EDIT: Aspergillus penicillioides is mentioned in the article and it can survive in both anaerobic and aerobic conditions
There is kind of a cost/preservation/accessibility triangle with curatorial preservation, and museums already normally choose storage that is somewhere other than the most expensive/best preservation corner of that triangle. Oxygen-depleted facilities significantly extend that corner, but if we're already not using what we have there then it may not be a useful addition.
Low-oxygen environments also have their own preservation issues. I'm not actually a museum curator so I don't know the specifics. But it is a very complex and old discipline and they've tried just about everything. The problem is usually funding, which unfortunately boils this whole thing down to another boring "you can't solve social problems with technical solutions."
Society wants to see these things, and learn from them, even though every moment they spend out in the open exposes them to more harms.
We're fortunate that digitizing has come such a long way. We can preserve and even recreate a lot of things long after the physical objects themselves are gone. It's not the same as having the originals, but at a certain point the reproductions are all we'll have left.
When you add up all the books that were required for our careers, would they be a megabyte?
The little that we understand is uncomfortably summarized this way.
But even so, there's so much archive material which hasn't even been digitized. I run into it in genealogy all the time. It's in some box in a museum, if you're lucky they made microfiche images of it fifty years ago.
Turning museums into a Resident Evil house is a cool idea.
Up to this point, the tool that was used to detect every infestation described in the article was an unaided human eye.
The key is to keep humidity down (relative to temperature).
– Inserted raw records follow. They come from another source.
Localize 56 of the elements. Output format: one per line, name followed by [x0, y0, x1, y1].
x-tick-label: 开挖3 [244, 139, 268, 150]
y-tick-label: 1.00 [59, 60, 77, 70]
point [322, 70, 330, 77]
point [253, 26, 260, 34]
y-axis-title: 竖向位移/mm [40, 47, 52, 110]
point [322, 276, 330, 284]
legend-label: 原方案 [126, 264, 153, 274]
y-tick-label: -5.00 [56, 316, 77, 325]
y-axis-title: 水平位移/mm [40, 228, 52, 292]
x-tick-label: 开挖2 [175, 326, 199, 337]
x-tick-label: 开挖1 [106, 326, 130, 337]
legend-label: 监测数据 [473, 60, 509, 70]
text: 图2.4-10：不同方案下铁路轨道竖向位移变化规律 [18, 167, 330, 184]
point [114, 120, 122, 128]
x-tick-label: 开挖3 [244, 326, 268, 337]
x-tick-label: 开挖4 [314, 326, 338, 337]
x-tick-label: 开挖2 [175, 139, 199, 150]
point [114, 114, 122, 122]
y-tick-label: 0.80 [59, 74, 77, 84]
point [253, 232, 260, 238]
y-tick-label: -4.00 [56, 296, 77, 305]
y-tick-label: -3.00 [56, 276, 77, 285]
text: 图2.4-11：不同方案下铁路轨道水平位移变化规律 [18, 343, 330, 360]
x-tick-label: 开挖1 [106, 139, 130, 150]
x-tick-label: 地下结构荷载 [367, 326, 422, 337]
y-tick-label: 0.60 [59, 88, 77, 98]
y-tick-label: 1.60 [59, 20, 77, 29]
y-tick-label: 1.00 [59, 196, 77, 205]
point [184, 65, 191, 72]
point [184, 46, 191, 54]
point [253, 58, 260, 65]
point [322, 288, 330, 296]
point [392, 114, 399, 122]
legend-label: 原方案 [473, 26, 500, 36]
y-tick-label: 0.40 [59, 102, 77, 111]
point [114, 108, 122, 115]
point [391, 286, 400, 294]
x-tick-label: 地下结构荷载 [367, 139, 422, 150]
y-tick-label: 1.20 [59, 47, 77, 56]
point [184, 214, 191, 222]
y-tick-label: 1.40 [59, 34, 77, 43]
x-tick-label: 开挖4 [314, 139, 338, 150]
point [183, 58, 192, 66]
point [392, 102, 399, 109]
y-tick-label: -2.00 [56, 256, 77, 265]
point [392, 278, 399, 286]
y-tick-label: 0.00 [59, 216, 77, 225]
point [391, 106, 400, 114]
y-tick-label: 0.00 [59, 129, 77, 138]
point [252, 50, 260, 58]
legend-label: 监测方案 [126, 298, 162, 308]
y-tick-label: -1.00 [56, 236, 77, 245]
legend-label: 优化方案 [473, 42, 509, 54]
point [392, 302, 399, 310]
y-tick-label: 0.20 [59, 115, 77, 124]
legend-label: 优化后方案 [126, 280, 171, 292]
There is a concept of "Days till Mold" growth. Once you're past this number all bets are off.
Here is a chart that shows Days to growth. If museums can stay in the "no risk" zone then artifacts should be good. If they fall outside that zone, then artifacts are at risk.
https://energyhandyman.com/knowledge-library/mold-chart-for-...
Example: At 85'F and 84% Humidity, it will take 7 days for mold to grow into your nostrils and reach your brain.